Features and mechanisms of propofol-induced protein kinase C (PKC) translocation and activation in living cells

Abstract

Background and purpose: In this study, we aimed to elucidate the action mechanisms of propofol, particularly those underlying propofol-induced protein kinase C (PKC) translocation.Experimental approach: Various PKCs fused with green fluorescent protein (PKC-GFP) or other GFP-fused proteins were expressed in HeLa cells, and their propofol-induced dynamics were observed using confocal laser scanning microscopy. Propofol-induced PKC activation in cells was estimated using the C kinase activity receptor (CKAR), an indicator of intracellular PKC activation.
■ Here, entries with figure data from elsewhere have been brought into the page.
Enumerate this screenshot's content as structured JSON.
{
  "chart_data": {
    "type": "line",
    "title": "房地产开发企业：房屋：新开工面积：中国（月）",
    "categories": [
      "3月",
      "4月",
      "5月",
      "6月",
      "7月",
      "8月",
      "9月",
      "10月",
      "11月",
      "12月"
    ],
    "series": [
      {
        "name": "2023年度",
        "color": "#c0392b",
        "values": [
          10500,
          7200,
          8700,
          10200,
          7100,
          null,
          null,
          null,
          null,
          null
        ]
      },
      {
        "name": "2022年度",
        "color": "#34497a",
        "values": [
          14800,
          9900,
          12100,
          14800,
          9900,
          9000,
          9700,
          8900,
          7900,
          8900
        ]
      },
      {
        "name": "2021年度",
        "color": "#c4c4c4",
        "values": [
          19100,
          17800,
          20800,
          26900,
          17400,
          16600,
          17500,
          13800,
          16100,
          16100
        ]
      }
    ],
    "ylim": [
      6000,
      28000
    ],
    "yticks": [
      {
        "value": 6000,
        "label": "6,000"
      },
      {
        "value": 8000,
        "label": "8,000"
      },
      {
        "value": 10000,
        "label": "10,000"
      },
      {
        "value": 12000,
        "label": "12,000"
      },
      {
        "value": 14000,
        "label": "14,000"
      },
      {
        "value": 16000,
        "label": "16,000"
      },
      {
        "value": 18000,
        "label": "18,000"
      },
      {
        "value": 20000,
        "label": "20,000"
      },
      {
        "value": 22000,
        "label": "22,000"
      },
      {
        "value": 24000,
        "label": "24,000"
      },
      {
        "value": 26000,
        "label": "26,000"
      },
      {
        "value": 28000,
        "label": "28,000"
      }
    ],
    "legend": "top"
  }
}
We also examined PKC translocation using isomers and derivatives of propofol to identify the crucial structural motifs involved in this process.Key results: Propofol persistently translocated PKCα conventional PKCs and PKCδ from novel PKCs (nPKCs) to the plasma membrane (PM). Propofol translocated PKCδ and PKCη of nPKCs to the Golgi apparatus and endoplasmic reticulum, respectively. Propofol also induced the nuclear translocation of PKCζ of atypical PKCs or proteins other than PKCs, such that the protein concentration inside and outside the nucleus became uniform. CKAR analysis revealed that propofol activated PKC in the PM and Golgi apparatus. Moreover, tests using isomers and derivatives of propofol predicted that the structural motifs important for the induction of PKC and nuclear translocation are different.Conclusion and implications: Propofol induced the subtype-specific intracellular translocation of PKCs and activated PKCs. Additionally, propofol induced the nuclear translocation of PKCs and other proteins, probably by altering the permeability of the nuclear envelope. Interestingly, propofol-induced PKC and nuclear translocation may occur via different mechanisms. Our findings provide insights into the action mechanisms of propofol.